Tom Sherrington’s reflection on his school’s Progress 8 scores is a fascinating read, Dissecting Progress. The Good, the bad and the ugly. Last year Simon Eccles (@Head_stmarys), the headteacher at St. Mary’s, introduced me to the school’s new tracking board, based on students’ Progress 8 score.
The board had students split into groups according to their prior attainment – high, medium and low down the side – and a range from -3.0 to +3.0 across the top. A red dot on a photograph signified a student who was from a disadvantaged background (Pupil Premium) and a blue dot those with special needs.
A students’ Attainment 8 was calculated following mocks in November and March. We collect current grade data twice a year and then intervene where necessary. Increasingly we are seeking to move the intervention into the classroom based on an analysis of what students do/don’t know or can/can’t do. We’ve still some way to go but please read Data and Feedback Informed Teaching and Learning if you want to know more about our approach.
Using the previous summer’s Progress 8 formula – an inaccuracy in the system that is worth living with; the Progress 8 formula will change for each of the next few years – the Attainment 8 total is converted into a progress score. This process happened at each of the two mocks and students overwhelmingly moved from left to right.
The Progress 8 Board becomes a very visual representation of some of the real strengths of this progress measure. It also helps you understand the measure in real student terms. A student can be a high achiever irrespective of their prior attainment. Students who are coasting, irrespective of whether they had high middle or lower prior attainment can be identified and supported; every young person and every grade matters. The quiet idlers are suddenly screaming out at you from the board. Those with complex lives and multiple needs stay stubbornly on the far left unless intensive support is put in and makes a difference.
Simon wheeled the board out and chatted to staff and directors. The students’ pictures made the board very real. I like data but it doesn’t always mean a lot to every teacher; it can just be a dense impenetrable load of numbers. However, one of the smiling cherubs from their class staring out at you from the left hand side of the board, under a red negative number, is a universal alarm bell. A call to action.
The Flip Side
On the flip side of the Progress 8 Board was the standard 5+A*-CEM. Whilst Progress 8 is a decent means of assessing a school’s effectiveness, particularly if it was contextualised, it matters little to individual students. If they want to be happier, be healthier, earn more and live a little longer they need a passport to advanced levels studies and beyond. Often 5+A*-CEM is the passport so it’s still critical to track this especially for students from disadvantaged backgrounds. Too many fall out of education at this point, we need to keep them in and progressing to Level 3 studies if we are to increase social mobility. No young person gets onto Level 3 courses based on good progress alone, particularly if you are one of the many students from disadvantaged backgrounds with statistically lower attainment at the end of Key Stage 2.
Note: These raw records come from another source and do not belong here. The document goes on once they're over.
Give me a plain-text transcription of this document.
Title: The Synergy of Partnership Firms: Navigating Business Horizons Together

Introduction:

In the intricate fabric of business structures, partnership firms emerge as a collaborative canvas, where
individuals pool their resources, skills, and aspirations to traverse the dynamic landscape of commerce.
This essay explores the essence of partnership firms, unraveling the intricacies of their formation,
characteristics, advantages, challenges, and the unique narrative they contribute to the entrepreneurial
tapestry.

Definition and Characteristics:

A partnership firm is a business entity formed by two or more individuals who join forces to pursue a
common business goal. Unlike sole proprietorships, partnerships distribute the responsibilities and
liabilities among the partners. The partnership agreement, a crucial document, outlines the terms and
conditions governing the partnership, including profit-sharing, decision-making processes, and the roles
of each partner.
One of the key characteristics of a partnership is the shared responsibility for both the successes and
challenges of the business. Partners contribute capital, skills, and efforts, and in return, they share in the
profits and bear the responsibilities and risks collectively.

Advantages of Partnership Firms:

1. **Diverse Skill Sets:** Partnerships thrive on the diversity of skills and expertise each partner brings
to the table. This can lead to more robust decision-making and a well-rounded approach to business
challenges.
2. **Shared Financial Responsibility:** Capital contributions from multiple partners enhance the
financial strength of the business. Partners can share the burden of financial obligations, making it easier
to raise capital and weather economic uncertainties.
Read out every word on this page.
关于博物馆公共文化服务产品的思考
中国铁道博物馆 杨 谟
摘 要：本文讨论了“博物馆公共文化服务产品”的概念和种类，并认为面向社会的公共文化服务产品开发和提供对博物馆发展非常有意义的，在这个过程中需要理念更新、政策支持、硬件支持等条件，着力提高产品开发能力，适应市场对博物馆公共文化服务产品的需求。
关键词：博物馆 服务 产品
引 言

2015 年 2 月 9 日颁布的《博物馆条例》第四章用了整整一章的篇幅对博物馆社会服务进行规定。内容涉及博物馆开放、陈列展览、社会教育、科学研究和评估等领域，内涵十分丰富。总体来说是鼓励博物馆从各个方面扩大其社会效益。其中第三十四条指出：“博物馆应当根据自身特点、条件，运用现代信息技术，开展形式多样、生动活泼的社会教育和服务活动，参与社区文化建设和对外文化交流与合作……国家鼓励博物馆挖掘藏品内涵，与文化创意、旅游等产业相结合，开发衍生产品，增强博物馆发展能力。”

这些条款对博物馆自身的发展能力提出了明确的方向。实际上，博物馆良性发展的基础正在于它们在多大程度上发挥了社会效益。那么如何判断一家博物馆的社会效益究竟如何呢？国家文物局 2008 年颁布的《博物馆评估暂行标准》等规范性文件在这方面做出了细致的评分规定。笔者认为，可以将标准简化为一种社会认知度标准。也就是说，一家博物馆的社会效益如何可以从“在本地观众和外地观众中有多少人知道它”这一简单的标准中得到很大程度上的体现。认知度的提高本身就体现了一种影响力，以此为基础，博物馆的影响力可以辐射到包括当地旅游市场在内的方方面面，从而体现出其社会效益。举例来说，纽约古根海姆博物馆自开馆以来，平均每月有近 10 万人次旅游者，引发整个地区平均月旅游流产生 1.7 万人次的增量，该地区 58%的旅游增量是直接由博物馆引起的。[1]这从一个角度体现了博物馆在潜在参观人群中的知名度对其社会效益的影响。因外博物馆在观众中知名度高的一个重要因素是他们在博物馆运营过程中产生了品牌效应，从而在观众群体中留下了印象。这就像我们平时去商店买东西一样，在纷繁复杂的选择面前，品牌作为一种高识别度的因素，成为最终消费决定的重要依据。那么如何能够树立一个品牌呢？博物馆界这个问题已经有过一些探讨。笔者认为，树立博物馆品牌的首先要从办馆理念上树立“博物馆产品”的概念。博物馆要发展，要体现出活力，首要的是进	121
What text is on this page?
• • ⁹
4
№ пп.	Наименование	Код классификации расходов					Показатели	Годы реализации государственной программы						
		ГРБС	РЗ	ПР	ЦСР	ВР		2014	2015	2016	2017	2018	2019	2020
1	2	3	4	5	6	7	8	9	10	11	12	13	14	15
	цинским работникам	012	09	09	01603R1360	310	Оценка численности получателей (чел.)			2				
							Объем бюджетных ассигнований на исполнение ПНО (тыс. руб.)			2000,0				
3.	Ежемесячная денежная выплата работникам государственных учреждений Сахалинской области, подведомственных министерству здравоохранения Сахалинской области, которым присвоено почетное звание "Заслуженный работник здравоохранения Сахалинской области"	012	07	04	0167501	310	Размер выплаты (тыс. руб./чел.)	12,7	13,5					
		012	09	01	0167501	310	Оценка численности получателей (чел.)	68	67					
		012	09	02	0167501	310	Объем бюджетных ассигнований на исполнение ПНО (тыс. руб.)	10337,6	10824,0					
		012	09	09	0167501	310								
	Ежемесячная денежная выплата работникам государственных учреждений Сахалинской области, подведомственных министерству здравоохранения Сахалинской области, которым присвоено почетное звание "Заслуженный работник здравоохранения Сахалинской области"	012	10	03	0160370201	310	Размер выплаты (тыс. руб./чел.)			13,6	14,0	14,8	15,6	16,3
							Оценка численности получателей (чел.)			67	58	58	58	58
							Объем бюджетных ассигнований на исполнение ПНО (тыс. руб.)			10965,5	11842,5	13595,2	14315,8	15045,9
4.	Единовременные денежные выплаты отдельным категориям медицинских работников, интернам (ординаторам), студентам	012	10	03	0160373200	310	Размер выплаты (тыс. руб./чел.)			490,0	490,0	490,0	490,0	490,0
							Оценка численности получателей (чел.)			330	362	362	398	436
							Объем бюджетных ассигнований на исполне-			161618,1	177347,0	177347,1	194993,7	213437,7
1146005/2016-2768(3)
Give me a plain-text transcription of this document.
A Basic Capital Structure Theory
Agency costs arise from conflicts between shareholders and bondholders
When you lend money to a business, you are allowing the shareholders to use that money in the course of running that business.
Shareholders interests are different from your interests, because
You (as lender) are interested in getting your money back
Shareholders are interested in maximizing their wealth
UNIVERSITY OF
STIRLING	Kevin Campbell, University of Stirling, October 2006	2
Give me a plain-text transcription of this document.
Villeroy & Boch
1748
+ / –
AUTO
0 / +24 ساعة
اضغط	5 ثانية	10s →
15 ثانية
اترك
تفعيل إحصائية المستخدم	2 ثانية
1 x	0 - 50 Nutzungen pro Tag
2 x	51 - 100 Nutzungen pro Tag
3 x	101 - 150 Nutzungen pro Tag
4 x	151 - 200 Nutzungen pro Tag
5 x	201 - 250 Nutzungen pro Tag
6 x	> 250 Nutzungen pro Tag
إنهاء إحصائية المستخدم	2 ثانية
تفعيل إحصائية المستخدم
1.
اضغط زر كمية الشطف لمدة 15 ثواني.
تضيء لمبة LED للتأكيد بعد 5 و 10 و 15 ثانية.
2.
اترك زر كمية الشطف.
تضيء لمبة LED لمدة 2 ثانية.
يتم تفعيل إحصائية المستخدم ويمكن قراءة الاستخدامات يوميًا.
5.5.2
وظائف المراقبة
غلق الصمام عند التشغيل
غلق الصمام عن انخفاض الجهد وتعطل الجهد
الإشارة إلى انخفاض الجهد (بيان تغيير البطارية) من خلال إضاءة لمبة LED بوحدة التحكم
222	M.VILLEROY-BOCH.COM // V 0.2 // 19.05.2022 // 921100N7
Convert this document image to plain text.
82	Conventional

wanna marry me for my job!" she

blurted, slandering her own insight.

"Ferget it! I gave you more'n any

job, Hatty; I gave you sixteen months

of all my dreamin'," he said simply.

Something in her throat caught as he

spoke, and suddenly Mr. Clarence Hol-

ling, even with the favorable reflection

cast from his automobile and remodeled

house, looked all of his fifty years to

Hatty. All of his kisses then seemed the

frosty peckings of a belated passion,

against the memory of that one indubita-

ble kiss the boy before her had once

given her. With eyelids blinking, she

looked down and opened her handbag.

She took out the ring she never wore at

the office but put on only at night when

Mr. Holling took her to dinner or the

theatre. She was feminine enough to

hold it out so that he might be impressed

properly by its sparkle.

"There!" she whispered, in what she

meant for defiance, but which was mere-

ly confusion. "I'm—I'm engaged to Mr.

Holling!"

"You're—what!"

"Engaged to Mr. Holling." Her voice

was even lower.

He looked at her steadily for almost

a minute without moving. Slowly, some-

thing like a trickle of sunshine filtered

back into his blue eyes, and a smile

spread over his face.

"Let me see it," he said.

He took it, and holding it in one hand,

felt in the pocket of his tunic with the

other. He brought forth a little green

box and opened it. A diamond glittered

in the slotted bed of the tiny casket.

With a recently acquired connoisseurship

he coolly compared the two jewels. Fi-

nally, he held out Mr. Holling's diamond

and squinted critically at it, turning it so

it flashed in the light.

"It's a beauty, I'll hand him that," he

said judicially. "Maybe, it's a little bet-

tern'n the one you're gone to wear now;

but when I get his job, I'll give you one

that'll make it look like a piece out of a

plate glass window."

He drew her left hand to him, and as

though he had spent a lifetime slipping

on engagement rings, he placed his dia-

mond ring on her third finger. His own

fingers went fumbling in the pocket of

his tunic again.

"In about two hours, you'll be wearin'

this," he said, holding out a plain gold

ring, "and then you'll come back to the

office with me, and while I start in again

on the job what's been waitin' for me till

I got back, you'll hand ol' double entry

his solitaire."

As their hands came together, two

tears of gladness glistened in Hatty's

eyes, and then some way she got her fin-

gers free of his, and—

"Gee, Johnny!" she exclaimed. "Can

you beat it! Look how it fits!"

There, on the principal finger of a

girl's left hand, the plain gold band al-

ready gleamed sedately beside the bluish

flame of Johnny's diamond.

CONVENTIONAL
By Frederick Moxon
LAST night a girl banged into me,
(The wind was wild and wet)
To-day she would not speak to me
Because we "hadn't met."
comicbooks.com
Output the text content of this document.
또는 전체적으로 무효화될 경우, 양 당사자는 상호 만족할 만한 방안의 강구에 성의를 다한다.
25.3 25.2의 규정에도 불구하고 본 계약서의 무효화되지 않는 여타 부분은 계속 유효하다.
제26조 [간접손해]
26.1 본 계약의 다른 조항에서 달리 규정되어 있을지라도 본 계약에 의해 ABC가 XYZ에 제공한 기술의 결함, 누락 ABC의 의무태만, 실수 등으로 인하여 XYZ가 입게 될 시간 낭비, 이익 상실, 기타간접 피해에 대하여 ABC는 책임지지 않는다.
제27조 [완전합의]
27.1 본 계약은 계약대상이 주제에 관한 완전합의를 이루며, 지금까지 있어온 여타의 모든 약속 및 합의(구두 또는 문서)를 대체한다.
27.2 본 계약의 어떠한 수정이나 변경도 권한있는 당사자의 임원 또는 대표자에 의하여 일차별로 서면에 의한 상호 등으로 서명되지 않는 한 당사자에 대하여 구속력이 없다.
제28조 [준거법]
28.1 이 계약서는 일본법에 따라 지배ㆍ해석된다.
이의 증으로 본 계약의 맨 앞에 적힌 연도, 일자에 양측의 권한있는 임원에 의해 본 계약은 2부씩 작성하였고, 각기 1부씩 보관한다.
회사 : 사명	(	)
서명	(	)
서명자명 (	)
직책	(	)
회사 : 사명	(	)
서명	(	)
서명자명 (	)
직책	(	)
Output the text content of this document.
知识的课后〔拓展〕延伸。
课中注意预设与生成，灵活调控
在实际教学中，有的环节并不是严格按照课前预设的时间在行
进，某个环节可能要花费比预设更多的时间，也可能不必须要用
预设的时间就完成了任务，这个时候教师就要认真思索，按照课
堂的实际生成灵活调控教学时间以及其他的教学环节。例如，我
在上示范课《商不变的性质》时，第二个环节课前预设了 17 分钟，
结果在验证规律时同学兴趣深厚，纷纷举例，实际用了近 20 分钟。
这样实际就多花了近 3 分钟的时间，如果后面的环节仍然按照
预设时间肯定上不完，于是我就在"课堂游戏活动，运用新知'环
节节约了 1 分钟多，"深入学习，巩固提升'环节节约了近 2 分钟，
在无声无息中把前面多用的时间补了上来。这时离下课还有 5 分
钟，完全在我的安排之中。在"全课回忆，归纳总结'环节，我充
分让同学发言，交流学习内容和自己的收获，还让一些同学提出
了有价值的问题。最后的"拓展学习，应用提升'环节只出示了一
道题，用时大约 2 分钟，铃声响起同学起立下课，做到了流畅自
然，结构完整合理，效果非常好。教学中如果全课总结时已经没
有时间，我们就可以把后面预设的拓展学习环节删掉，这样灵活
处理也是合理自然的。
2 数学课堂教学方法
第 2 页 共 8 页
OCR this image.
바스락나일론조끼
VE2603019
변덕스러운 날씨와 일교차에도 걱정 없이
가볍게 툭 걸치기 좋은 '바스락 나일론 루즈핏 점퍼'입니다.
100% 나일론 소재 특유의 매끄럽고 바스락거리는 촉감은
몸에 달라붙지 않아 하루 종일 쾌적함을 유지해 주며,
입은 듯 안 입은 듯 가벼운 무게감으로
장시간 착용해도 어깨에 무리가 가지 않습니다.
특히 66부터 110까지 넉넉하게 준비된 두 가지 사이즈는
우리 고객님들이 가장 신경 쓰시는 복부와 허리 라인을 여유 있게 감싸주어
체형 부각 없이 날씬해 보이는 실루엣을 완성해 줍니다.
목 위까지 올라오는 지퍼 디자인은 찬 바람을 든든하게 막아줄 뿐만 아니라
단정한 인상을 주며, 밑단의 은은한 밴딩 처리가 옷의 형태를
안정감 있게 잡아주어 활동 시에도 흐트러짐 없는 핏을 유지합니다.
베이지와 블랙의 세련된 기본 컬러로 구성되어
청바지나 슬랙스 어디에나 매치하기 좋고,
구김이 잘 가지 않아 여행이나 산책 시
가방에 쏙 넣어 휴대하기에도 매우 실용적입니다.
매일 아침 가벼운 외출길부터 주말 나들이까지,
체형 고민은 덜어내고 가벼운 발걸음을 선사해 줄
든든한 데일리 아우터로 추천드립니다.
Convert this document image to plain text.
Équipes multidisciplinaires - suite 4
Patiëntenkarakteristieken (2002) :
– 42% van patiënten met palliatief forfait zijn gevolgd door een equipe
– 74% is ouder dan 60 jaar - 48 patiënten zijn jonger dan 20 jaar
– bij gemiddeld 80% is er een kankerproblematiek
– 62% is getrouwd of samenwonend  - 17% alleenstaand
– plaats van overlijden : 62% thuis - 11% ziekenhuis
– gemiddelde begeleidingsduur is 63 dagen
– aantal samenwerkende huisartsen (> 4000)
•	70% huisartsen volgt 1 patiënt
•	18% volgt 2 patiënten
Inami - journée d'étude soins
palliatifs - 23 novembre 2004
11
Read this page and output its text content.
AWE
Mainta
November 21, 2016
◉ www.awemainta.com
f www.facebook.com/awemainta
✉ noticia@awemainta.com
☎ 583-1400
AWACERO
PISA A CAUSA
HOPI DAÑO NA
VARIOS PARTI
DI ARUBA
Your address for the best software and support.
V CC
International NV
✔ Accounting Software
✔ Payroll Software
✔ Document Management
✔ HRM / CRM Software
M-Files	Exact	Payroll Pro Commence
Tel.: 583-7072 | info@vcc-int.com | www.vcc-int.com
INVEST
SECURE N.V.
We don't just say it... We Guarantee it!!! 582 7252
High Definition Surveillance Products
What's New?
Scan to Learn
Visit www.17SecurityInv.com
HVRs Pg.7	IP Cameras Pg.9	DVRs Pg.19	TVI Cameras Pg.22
I need to pay tribute to the senior leaders at St. Mary’s who spent hours putting the board together and updating it. Also credit to all the teachers and support staff who spent many, many hours supporting young people and ensuring they made as much progress as possible.
Always enjoy these posts. Always something to think about.
Is it am exercise with sufficient value for you to repeat? Would you recommend it in light of the inspection framework refocus?
I wouldn’t worry about the inspection framework (though it is now increasingly progress focused); focus on every student’s progress because it is the right thing to do. We will definitely continue this type of work. The challenge over the coming years is determining current grade for the new GCSEs as they are introduced e.g. Maths & English this year.